I have been meaning to do my own reflections of the 20th anniversary of the Insight Newspaper, but I kept postponing it, as each time I tried to put my ideas together, so many things race to the fore, competing for priority. It is a duty I felt for myself as a special salute of my personal respect for a living hero of mine, Mr. Kwesi Pratt, Jnr.
We speak a lot on the phone, but our email exchanges have virtually been one way traffic. Kwesi hardly responds. I hardly complain. Knowing his tight schedules, I keep sending my articles, news and views. I know he reads and uses them because the articles get published, the views are later discussed on phone.
I could therefore not believe what I was seeing when I saw a message from my old Comrade in my e-mail, inviting me to write something in connection with the 20th Anniversary of the Insight Newspaper. It was an honour I could not refuse. The only problem was that I got the message so late, at 2.07am, just when I was getting ready to go to bed! Tired and sleepy.
Kwesi's message was very clear. It simply read:
"Massa, could you please send us a message on the 20th anniversary of the insight by tomorrow? It is urgent. Best wishes
Sent from Huawei Mobile"
Before tomorrow? I understood immediately there was a deadline involved. Who am I to disappoint Kwesi Pratt, Jnr.? If there is any Ghanaian who needs encouragement for the indefatigable and thankless job he has been doing for our motherland, that is the man! That is how I sat up and started writing straight-away!

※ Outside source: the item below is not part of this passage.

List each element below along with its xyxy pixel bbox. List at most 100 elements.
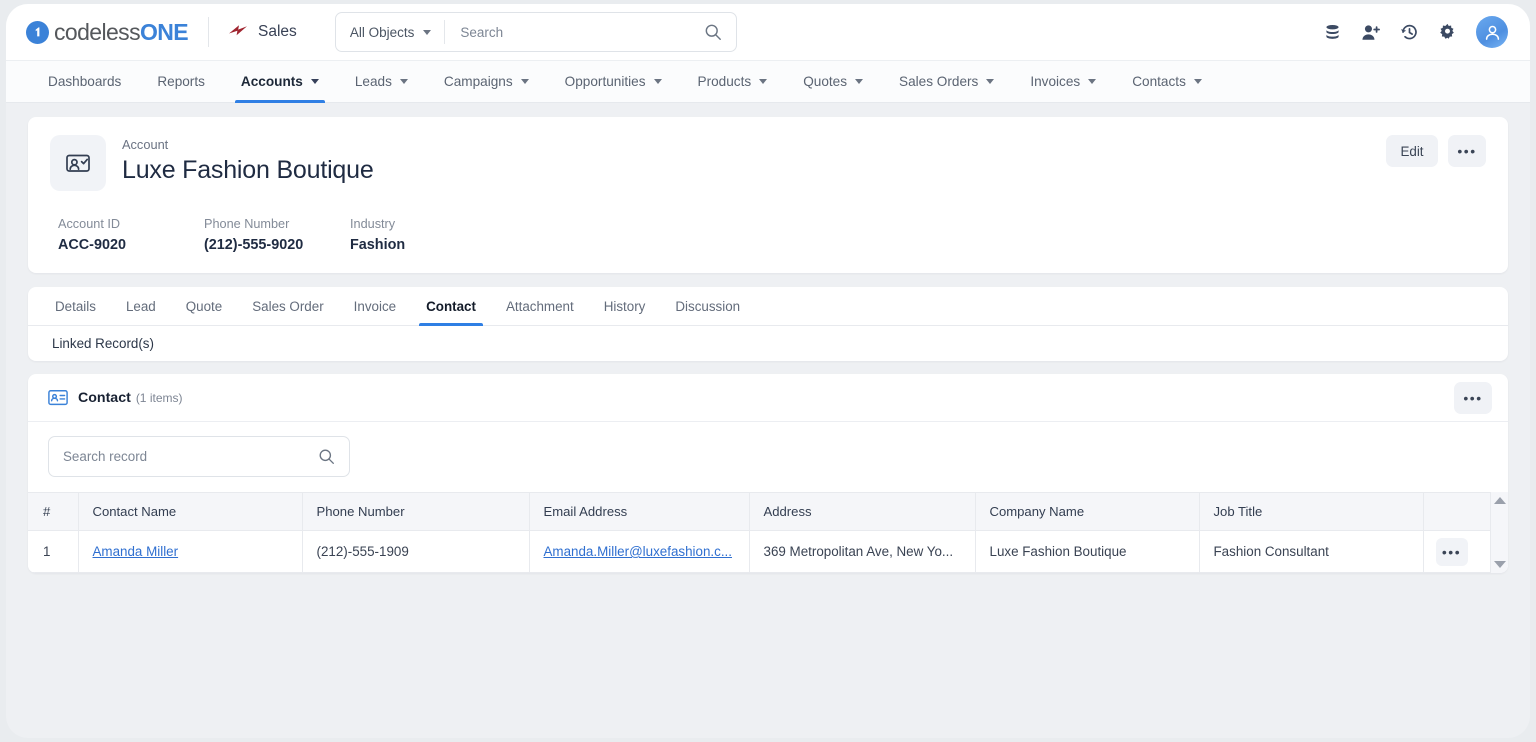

It is not an accident that the Insight Newspaper is as old as our democracy. You can say it was the midwife that helped in no small way in its delivery. This fact has been acknowledged by all manner of people including former President Jerry John Rawlings, the late President Professor John Evans Atta-Mills, as well as Nana Addo Danquah Akufo-Addo. Those who want to know more about the yeoman's role played by Mr. Pratt in bringing about the current democratic dispensation we are all enjoying today must take their time to read the statement read by Nana Akufo-Addo, at the press conference he organized announcing his candidature for the 'flag-bearership' of the NPP. As the former Chairperson of the Human Rights Monitoring Committee of the PPDD, when the Weekly Insight was conceived, I saw its humble beginnings on a daily basis. And I have been following its progress so closely that it is even difficult to know what to say. There will be not enough time and space to tell a story of twenty years!
How do you begin and where do you end? Perhaps there is one thing that the reader may benefit from reading this congratulatory message. It is why the word "Insight" became the name of the Newspaper. Originally, Kwesi had thought of calling the paper, "The Militant". I liked it. It was straight to the point. It tells clearly what he wanted to do with it. The seventeenth time Mr. Pratt was arrested under the PNDC regime, I was with him. We were four people. It was my first arrest. So, I must know how militant he was!
But a conversation I had had with the late S. S. Barfour-Awuah told me that it would not be necessary for the paper to be called "The Militant". There were a lot of people at his "Bottom Tree" residence in Dansoman, when he took his time to spell out the brave and courageous role Mr. Pratt had played to help usher in Ghana's democratic constitution. It was an unusual focus, but I learnt a lot.
Even though there were a lot of things he said that I knew already, one particular subject he dwelt on that struck me most and stayed with me for a long time was on the analysis of the uncanny insight of Mr. Pratt. He actually said those who refuse his advice often do so at their own peril! And he gave several examples. He mentioned a string of things Mr. Pratt had said which many people did not take seriously, but in which he was finally proved to be right. It was simply amazing.
I was stunned. I was awed. It was mind-boggling! There were so many to recount here, but I remember Mr. Bafour-Awuah pointing out after the NPP decided to boycott Parliament to become the famous "Opposition outside Parliament", that if they had listened to the call for the boycott of the 1992 elections, spearheaded by Kwesi, they would not have helped in legitimizing the (P)NDC regime only to write "The Stolen Verdict'.
I was unsure of how Kwesi was going to take my suggestion to drop "The Militant" and accept to call his paper "The Weekly Insight", but I was convinced that his reputation as a militant was already so well known. What was not well-known was the fact that he was also a man of extraordinary insight. I made my case timidly, not willing to offend him.
Mr. Kwesi Pratt's other virtue is that he is a man who listens. He learns every day from all manner of people, from University professors to kayayei, from old people as well as children. It was not difficult to get him to see my point of view. And that is how the Insight Newspaper got its name. I am extraordinarily happy to note through the years, that the Insight Newspaper of the Militant Publications has been very faithful to its name.
For twenty years, the Newspaper has been delivering insights on all manner of subjects. If Nana Konadu had known this about the Insight, she would have avoided her needless humiliation at the NDC Congress in Sunyani. If Nana Akufo-Addo had known this about the Insight, he would not have bothered to petition the Supreme Court. It is important that this aspect of the insight is highlighted for the benefit of the nation's progress.
It is with unrestrained joy and admiration that I salute the Insight at twenty, and the work of an insightful militant!